Friends and family do genuinely feel like they’re helping by giving you positive words of encouragement, but sometimes all you really need them to do, is just listen. To validate how you are feeling at the time, rather than trying to change it or make you feel like you are over exaggerating. Just remember it’s coming from a sincere place.
None of my friends, including my bridesmaids, have been particularly supportive, telling me I’m being silly and to stop worrying. So I started trawling the bridal forums on Facebook and found a thread FULL of brides feeling exactly the same as me: Trying to avoid bridal TV shows for fear of seeing different dresses, trying to deal with the mental mountain that is accepting you’ve chosen a dress very different from what you wanted to pick, etc.
Whilst this forum doesn’t fix my problem, it is reassuring to know what I’m going through is normal! I’m trying to arrange another try on with my bridesmaids (who haven’t seen it) so that I can recapture that moment again and stop freaking out…
A really good point to make. We place a lot of pressure on ourselves to have this euphoric perfect moment.
The wedding dress experience is NOT the same for every bride. Think logically for a moment, why would it be?
There are so many factors thrown into the mix, putting aside that not all of us enjoy shopping and most of us will never have shopped for or worn a wedding dress before. A lot of it is down to feeling confident in our own sense of style, managing our expectations, receiving a quality overall experience from designers / bridal boutiques. Just having people out there to understand you can be a massive support and also a relief that you’re not completely morphing into bridezilla or simply that you’re being heard and understood.
After bursting into tears in the shop, I tried the dress again and hated it. I’d been right all along. I now have a gorgeous dress in a totally different style that I love. And yes, I don’t want to try anymore on!
Hurrah! I think this part is true for all brides, once you have found your dress you will just know. It might not come with the bells and whistles, tears and amateur dramatics, but when you know, you know and you won’t want to look at anything else.
- Trust your instincts, go with a design that suits YOUR personality and consider that you may not know what that looks like in your mind, or on the hanger!

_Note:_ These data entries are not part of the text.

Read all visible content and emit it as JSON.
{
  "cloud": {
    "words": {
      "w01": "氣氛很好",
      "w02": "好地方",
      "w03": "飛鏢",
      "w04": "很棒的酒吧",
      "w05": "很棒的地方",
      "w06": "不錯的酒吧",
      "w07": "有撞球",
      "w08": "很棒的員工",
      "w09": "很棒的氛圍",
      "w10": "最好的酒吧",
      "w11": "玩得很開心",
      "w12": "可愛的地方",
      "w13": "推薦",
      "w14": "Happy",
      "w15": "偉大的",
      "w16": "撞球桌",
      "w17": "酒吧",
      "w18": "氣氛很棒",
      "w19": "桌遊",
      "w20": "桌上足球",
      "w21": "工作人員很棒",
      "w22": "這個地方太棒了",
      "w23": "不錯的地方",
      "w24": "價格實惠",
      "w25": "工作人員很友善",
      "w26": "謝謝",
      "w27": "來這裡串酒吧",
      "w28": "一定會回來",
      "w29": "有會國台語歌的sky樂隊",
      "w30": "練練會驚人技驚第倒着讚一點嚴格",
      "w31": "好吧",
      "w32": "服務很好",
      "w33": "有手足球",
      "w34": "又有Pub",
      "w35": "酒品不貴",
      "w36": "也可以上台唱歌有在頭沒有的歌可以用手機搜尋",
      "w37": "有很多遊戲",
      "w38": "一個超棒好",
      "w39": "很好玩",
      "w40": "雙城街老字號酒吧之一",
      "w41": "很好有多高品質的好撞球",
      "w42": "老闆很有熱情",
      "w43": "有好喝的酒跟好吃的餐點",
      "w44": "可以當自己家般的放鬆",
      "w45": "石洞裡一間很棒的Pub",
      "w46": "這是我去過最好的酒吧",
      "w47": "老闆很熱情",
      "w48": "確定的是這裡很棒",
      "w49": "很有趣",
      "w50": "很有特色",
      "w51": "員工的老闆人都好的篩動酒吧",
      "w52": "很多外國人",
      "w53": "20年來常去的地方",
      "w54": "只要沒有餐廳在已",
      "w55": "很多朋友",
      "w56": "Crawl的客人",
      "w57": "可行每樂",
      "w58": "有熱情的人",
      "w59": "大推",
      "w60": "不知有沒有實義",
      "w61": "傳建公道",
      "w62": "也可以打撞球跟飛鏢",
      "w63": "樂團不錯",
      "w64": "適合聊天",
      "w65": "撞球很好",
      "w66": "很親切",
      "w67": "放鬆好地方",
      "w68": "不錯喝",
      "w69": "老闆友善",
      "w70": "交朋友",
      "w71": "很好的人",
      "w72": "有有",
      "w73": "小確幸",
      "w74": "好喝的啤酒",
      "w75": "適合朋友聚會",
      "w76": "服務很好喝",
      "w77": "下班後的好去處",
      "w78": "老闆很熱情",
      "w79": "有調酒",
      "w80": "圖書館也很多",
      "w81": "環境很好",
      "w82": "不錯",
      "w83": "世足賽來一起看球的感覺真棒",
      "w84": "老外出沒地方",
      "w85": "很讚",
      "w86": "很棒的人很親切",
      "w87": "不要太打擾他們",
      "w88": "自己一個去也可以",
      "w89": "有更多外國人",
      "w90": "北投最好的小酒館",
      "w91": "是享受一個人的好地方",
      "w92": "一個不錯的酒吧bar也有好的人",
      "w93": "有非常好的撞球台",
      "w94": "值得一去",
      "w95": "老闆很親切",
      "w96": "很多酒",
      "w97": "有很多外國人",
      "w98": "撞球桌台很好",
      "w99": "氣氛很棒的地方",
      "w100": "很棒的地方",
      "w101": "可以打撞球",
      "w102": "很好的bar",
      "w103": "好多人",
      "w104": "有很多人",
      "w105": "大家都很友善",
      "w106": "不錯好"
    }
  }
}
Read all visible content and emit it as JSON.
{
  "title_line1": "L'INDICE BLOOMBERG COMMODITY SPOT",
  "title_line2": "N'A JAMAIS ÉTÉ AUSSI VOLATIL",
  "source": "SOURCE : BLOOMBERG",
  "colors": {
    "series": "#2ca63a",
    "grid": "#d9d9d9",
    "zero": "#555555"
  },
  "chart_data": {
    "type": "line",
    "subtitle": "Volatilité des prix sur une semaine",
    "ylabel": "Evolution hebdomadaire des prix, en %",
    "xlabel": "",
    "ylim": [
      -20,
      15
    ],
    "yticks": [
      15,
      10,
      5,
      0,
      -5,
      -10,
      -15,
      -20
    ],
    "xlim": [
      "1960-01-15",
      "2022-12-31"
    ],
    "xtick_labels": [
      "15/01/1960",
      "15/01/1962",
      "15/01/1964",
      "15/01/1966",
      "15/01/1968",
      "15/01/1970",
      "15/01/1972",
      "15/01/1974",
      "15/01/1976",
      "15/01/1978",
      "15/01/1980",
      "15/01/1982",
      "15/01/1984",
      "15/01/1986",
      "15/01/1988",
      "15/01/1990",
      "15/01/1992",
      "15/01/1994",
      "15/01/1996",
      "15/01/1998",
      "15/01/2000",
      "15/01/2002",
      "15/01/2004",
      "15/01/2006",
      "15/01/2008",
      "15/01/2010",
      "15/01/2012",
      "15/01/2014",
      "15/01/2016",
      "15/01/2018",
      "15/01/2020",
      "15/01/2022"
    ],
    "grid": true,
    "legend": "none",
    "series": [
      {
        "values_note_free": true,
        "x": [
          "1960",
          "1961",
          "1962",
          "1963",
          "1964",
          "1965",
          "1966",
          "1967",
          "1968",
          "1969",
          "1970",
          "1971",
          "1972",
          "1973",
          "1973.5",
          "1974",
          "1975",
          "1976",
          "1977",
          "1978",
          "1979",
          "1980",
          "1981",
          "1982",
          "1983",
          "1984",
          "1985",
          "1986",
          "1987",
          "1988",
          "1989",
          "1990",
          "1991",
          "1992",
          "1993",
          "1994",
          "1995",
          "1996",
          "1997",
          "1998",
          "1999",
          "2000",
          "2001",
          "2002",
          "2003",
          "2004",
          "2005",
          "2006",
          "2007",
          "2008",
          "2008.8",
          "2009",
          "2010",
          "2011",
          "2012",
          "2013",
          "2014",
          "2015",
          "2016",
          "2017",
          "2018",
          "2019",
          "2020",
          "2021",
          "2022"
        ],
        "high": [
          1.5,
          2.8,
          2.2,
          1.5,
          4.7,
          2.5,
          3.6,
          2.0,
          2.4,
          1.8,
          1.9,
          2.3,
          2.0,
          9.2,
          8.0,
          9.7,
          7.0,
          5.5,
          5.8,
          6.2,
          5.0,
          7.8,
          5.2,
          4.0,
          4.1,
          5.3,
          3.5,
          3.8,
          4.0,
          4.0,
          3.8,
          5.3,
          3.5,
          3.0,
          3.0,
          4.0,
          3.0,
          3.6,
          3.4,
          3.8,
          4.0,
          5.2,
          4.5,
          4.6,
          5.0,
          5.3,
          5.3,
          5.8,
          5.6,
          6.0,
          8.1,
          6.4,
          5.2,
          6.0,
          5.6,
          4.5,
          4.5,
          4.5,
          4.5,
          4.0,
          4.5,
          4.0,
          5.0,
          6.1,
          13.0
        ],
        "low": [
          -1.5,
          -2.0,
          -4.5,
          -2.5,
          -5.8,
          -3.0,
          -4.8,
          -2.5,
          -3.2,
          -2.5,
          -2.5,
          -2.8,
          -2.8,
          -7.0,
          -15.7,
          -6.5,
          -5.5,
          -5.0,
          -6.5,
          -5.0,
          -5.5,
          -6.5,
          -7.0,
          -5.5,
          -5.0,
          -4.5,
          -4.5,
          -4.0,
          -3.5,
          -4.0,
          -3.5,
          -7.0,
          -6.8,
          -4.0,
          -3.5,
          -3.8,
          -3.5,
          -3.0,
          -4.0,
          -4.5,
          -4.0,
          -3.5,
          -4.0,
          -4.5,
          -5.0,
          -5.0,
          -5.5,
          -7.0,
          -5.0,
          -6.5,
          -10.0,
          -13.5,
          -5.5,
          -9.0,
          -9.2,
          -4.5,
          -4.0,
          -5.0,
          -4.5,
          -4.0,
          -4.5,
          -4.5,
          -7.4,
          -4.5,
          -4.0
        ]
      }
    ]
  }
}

- Be open to try anything. You’ll be surprised what looks good on you in the world of bridal.
- Taking your friends and family with you is great, but try to keep the numbers low, as everyone has such personal and different tastes when it comes to wedding dresses. Their opinions, of course, will influence your decision, so take a hand-picked selection of your friends / family who are honest and genuine, but not forceful with their views.

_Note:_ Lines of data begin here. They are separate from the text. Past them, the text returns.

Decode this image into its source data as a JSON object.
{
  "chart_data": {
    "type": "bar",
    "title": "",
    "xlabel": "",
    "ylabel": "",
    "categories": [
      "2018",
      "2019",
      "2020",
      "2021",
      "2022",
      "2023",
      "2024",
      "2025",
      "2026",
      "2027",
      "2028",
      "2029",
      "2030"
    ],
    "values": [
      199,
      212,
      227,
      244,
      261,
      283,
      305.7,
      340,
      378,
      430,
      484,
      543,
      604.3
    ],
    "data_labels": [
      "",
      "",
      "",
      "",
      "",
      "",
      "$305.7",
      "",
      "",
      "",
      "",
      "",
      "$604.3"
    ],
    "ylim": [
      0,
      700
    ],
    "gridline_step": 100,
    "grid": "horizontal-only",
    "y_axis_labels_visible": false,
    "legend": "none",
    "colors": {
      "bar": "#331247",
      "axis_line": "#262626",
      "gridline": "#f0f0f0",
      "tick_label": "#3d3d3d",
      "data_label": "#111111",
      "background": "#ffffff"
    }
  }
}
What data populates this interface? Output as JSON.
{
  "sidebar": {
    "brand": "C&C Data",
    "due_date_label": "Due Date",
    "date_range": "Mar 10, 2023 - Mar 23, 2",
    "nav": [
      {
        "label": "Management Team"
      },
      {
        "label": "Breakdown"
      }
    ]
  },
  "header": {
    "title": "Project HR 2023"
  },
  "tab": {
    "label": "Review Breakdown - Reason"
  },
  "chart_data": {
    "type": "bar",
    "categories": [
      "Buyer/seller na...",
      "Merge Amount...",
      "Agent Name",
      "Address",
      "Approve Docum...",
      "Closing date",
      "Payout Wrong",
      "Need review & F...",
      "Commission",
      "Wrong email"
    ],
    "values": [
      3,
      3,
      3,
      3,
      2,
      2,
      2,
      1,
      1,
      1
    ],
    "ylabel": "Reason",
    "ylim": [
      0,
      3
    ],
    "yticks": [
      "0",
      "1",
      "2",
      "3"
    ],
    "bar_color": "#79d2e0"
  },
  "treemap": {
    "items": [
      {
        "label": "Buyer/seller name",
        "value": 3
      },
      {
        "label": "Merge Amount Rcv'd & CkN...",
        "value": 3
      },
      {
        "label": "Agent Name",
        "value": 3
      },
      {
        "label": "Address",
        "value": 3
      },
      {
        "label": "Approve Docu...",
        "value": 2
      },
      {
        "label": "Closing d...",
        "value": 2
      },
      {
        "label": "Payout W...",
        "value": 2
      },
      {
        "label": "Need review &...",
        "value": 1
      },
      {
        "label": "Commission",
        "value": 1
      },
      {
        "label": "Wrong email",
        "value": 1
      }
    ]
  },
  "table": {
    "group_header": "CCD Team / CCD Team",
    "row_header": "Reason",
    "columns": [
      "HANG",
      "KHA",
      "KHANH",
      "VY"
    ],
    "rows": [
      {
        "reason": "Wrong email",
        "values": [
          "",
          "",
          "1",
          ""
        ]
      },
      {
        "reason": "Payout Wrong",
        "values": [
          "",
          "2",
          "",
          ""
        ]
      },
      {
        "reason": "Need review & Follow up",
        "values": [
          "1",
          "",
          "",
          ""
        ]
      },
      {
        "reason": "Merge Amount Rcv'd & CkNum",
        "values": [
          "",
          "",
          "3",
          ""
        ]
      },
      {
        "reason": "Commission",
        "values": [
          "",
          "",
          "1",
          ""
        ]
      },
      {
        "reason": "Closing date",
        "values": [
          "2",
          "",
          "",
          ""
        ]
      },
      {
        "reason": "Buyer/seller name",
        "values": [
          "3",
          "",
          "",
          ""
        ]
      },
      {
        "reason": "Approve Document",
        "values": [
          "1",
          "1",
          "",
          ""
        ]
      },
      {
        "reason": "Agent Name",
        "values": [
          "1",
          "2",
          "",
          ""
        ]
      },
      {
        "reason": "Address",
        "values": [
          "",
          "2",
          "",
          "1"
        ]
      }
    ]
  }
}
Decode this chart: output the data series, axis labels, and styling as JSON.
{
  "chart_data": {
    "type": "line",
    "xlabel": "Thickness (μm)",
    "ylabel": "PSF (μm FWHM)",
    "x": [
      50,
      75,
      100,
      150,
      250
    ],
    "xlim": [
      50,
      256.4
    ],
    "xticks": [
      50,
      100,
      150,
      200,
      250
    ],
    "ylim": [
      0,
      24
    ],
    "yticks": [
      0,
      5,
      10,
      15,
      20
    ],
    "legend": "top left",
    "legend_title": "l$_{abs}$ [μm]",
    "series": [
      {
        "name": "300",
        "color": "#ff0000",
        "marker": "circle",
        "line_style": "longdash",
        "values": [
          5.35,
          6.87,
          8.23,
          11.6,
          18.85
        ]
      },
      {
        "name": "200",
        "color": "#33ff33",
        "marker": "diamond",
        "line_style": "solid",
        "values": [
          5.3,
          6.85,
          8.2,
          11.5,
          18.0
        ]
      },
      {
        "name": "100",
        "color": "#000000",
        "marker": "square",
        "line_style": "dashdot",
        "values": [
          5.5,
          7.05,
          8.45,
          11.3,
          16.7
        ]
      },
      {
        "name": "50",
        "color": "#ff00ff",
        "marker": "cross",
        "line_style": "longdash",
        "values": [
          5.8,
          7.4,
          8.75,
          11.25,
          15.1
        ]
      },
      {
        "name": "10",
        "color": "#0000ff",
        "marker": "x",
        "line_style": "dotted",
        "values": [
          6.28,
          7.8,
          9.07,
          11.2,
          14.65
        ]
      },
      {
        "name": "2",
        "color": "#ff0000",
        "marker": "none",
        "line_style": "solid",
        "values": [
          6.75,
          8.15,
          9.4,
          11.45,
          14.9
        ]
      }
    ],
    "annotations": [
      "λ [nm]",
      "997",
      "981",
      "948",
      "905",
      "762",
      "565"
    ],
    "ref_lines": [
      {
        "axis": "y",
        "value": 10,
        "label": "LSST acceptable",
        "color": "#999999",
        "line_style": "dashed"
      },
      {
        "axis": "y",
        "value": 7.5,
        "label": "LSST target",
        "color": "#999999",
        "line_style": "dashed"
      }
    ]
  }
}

- Do your research. Search for boutiques online with great customer feedback. Ask your friends for recommendations. Make use of magazine or online forums like my reader did.
Shopping for a wedding dress should be a positive experience, it might not be easy and full of bells and whistle’s but it should be pleasant.
Don’t be too hard on yourself. Shopping for a wedding dress can be hard, but it can be made easier by receiving the customer service you deserve from quality designers and boutiques. There are absolutely loads doing a gorgeous job; including Coco & Kate, Ritva Westenius Morgan Davies, BOA Boutique, Churchgate Porter, Miss Bush Bridal, Ian Stuart Blewcoat, Kosibah, Emma Hunt, Helena Fortley to name a teeny tiny few. Research!
I think in an ideal world, we all want our wedding dress big reveal to be like the movies; mum bursting into tears, our friends jumping, clapping and squealing with delight (and a pinch of jealousy). And you, feeling like a million bucks like Carrie Bradshaw swirling around with giddy excitement in her Vivienne Westwood dress. For some, it absolutely is. For others it isn’t and that’s ok.
How was / is your wedding dress shopping experience, can you relate to any of these experiences?